This is a draft of one of the essays from my forthcoming collection, It’s A Really Rich Text, a series of personal essays about K-pop and my unique experience. Subscribe if you want to read the rest and my other monthly essays. I wonder if I should have broken this down into chapters. Let me know!
I’ve never been a lover girl.
I’m a proud hater girl, forged from the fires of being fat in the early 2000s.
To succumb to love is to make a fool of yourself, okay? I used to fantasize about taking on a more loveable form, the type who can love without having to worry if it’s a joke.
Being a hater girl is a lifestyle.
It’s never sharing your feelings first.
It’s being the cool girl who doesn’t care that much.
It’s about never falling too hard.
It’s always telling your friends they can do better because you are the hater girl. You would never be dumb enough to fall that deep. Maybe you’ve never had the chance.
And you never will…at least not on purpose.
Not in this economy.
Let me tell you something. Hater girls are food for K-pop.
I’d know. I got eaten up.
Chapter 1: The Hater Girl Finds Love
That first year of K-pop fandom was kind of a blur in how that type of love always feels blurry because you don’t recognize yourself in it. It feels like another version. When I fell, I fell hard. I’d always been a teeny bopper type, a fan girl to the end. My childhood bedroom closet still has cutouts of Lil Bow Wow, NSYNC, Nelly, Hayden Christensen, and more.
Honestly, looking back, I was supposed to be a lover girl, but I never got around to it.
Sure — I loved but it wasn’t the same. It was a playful type of love, the love that’s like playing with dolls and having them kiss in character. Malibu Barbie and Ken. It was love that thrived within a fantasy. There was something so tangible and real about the K-pop idols.
South Korea is great at capturing and selling intimacy. It’s a whole thing. So much of their culture and entertainment is about being in someone’s space knowing them and experiencing them in the most intimate ways.
This type of intimacy is pretty common among social media celebrities, but it’s not exactly mainstream. There’s not an industry for seeing people and knowing them in the best and most comforting life. We have tea culture which is about knowing more and liking celebrities less. The more you know, the less invested you will be.

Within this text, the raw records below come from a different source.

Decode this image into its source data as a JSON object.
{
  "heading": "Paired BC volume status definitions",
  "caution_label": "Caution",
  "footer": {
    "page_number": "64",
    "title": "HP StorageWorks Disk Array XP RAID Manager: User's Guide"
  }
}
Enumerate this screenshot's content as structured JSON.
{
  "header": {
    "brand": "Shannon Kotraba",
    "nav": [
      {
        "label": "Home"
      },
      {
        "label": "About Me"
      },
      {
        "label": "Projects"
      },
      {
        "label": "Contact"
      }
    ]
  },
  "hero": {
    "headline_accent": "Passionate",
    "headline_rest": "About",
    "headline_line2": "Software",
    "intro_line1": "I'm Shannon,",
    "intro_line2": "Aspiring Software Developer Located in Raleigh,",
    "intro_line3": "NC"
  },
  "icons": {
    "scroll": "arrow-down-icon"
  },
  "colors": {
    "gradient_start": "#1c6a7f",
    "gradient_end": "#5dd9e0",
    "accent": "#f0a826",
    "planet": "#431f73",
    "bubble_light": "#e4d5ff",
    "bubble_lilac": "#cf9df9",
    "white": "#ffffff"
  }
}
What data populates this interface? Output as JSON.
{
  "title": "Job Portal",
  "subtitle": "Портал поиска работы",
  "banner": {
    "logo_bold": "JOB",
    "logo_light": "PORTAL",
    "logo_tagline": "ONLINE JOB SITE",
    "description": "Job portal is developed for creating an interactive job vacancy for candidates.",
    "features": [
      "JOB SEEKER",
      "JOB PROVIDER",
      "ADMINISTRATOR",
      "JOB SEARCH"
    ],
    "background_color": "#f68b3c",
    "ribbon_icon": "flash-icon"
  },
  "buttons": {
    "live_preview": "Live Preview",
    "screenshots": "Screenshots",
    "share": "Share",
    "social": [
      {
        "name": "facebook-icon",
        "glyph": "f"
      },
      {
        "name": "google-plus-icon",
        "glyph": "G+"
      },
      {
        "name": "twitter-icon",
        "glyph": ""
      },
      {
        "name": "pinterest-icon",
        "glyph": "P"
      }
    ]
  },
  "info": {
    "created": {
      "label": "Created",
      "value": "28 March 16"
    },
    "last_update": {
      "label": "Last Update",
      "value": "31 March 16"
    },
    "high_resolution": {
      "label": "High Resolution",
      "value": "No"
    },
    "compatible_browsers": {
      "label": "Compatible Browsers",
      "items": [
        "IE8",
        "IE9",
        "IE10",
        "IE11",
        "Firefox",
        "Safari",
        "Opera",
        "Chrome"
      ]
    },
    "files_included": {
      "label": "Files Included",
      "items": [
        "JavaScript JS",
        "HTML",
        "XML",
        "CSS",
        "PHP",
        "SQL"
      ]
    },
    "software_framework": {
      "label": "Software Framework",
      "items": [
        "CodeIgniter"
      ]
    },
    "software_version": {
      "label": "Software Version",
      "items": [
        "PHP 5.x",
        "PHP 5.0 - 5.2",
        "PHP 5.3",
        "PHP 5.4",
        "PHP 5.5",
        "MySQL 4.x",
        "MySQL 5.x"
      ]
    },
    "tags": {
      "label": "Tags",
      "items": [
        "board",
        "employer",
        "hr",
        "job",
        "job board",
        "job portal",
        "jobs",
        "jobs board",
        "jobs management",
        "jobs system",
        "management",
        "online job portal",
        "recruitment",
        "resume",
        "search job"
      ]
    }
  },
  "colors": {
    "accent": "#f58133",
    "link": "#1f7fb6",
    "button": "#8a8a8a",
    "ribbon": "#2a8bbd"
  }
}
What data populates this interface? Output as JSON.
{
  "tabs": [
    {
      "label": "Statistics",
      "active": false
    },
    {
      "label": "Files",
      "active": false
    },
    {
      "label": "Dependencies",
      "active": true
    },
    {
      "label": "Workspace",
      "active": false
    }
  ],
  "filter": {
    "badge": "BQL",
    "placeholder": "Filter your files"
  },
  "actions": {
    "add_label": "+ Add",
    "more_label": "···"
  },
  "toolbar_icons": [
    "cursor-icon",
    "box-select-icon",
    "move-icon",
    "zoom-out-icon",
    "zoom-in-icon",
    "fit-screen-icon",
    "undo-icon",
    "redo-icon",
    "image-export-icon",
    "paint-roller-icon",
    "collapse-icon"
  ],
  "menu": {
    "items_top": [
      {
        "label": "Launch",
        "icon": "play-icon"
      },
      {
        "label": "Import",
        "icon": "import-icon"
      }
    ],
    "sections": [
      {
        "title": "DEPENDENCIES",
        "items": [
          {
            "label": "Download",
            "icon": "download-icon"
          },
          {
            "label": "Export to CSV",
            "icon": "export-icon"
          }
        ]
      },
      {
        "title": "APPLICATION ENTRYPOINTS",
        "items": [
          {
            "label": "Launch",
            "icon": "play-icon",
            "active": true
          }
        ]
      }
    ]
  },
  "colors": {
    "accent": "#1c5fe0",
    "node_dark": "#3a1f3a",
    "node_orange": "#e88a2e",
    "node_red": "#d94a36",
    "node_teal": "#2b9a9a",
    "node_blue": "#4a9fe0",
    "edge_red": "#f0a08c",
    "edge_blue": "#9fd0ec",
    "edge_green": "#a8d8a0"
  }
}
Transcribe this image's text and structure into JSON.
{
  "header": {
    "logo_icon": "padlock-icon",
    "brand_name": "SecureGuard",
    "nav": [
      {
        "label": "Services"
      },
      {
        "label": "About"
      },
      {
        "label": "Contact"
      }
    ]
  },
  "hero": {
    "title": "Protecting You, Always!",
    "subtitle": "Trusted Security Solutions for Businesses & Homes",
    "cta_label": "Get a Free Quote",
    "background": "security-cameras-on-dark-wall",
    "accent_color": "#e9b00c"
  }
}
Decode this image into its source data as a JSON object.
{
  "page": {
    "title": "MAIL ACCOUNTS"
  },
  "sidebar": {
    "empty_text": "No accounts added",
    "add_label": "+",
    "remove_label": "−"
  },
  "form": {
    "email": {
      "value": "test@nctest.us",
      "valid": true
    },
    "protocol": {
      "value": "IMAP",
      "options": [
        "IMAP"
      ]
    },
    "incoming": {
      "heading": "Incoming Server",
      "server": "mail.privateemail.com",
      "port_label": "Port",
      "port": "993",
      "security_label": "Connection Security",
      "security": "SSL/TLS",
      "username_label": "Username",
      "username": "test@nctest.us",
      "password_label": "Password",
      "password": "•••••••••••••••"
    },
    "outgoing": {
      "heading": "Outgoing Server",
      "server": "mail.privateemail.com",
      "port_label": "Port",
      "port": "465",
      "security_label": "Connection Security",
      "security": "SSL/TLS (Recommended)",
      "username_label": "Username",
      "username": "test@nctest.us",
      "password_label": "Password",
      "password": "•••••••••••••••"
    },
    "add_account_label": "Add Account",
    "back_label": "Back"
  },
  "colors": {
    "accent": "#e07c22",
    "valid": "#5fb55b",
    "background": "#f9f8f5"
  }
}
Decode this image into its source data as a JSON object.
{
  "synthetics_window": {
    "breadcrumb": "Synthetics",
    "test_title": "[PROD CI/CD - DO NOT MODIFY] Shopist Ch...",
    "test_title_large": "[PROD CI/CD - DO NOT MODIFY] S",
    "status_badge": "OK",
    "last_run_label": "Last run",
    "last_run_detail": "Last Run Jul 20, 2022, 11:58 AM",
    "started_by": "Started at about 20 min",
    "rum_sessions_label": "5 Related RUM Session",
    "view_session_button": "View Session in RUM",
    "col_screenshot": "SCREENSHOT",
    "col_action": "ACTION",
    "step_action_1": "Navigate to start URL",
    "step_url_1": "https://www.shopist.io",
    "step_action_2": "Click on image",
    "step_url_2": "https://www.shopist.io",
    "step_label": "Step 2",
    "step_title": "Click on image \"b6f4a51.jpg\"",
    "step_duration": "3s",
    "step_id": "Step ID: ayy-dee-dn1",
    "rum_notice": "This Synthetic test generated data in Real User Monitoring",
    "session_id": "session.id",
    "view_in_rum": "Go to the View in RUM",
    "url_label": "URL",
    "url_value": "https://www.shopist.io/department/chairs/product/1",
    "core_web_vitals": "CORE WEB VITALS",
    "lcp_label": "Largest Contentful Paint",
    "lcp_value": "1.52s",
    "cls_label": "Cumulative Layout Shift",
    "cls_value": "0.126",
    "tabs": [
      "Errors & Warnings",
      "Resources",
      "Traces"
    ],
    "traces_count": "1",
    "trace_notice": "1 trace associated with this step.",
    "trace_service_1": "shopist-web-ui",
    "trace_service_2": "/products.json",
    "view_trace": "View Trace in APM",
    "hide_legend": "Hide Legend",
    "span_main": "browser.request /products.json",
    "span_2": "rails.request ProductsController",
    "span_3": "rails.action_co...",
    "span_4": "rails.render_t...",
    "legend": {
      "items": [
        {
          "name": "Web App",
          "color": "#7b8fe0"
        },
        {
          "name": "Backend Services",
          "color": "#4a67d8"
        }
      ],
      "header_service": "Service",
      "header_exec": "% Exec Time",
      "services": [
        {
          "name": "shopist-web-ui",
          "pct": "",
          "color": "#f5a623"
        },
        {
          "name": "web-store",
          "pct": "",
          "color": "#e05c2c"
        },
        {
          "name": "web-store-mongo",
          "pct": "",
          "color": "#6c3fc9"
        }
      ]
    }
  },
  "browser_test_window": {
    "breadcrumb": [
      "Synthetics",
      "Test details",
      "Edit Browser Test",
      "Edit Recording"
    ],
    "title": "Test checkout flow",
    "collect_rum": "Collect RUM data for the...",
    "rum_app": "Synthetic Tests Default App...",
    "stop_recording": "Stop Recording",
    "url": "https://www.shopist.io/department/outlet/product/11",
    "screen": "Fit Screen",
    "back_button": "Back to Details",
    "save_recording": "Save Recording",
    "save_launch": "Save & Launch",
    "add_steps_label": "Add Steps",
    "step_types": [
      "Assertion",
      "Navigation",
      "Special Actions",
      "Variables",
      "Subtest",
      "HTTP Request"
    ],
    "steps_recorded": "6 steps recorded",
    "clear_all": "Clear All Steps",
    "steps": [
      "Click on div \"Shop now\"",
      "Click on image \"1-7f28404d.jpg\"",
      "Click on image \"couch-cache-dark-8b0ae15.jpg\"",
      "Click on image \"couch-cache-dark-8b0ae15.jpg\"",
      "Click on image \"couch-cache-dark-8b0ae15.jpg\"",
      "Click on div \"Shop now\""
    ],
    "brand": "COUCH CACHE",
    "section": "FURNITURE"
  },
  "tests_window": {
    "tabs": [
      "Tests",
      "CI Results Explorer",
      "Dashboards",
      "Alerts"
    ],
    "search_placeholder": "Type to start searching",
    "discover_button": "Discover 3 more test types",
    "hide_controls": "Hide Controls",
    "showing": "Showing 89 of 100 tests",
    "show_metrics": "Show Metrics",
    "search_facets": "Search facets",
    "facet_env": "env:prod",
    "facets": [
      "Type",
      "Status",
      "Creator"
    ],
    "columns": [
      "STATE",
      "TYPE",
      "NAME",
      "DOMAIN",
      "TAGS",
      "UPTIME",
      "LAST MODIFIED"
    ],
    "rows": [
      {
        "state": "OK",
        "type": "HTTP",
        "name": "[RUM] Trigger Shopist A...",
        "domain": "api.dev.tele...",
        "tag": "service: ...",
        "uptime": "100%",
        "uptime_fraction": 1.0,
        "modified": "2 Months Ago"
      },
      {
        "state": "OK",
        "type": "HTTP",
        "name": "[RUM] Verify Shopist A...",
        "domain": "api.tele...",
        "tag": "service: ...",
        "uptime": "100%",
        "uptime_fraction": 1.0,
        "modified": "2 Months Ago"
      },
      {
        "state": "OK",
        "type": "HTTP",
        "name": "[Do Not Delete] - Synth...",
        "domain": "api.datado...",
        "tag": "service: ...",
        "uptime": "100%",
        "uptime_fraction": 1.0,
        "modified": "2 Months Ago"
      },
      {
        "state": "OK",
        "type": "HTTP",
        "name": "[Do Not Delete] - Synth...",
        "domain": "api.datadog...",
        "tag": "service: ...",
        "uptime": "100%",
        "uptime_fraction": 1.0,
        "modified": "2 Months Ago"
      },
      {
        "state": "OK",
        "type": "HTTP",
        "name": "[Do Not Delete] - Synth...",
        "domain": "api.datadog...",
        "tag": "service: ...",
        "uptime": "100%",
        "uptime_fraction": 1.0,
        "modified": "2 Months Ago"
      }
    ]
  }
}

The carefully controlled activities of the idols provide this illusion of knowing someone perfect in all the most attractive ways. It’s a dollhouse that you are in without knowing it’s a dollhouse. It’s like being at a strip club, but not knowing it. In real life, men are messy. They say the wrong things. In the K-pop world, they say the wrong thing, but it’s endearing. It’s the type of soft wrongness that shows up in romance books.
Idols are also beautiful in the most impossible ways. Their skin is perfect and no pores. Sharp eyes. Thin bodies. The type of impossibly inaccessible beauty in real life, but you can hold on to it here. You don’t have to worry that you aren’t hot enough. Of course, you are! The casual intimacy tricks you into feeling like you take up the same space like you can reach out and touch them. The “everywhere” nature feels like they are in your life too.
(Unless you are not, that’s another essay)
And that’s why the love is so easy.
In reality, we don’t know much about these idols beyond vague stories and references. This is on purpose, too. BTS talks about the dumpling incident as if it’s the last fight they’ve had when there must be others. They don’t have partners. They want no one but you.
You get little to work with, but it’s enough. There’s this thing people say on TikTok a lot. A crush is just a lack of information. That applies here. The only difference is you never get more information. It’s just a never-ending crush.
And because of that, these idols present a kind of stability that you’ll rarely get in real life. We can say Yoongi or Namjoon would never treat us like that situationship, but we don’t know, do we?
It’s perfect for scared bitches like me!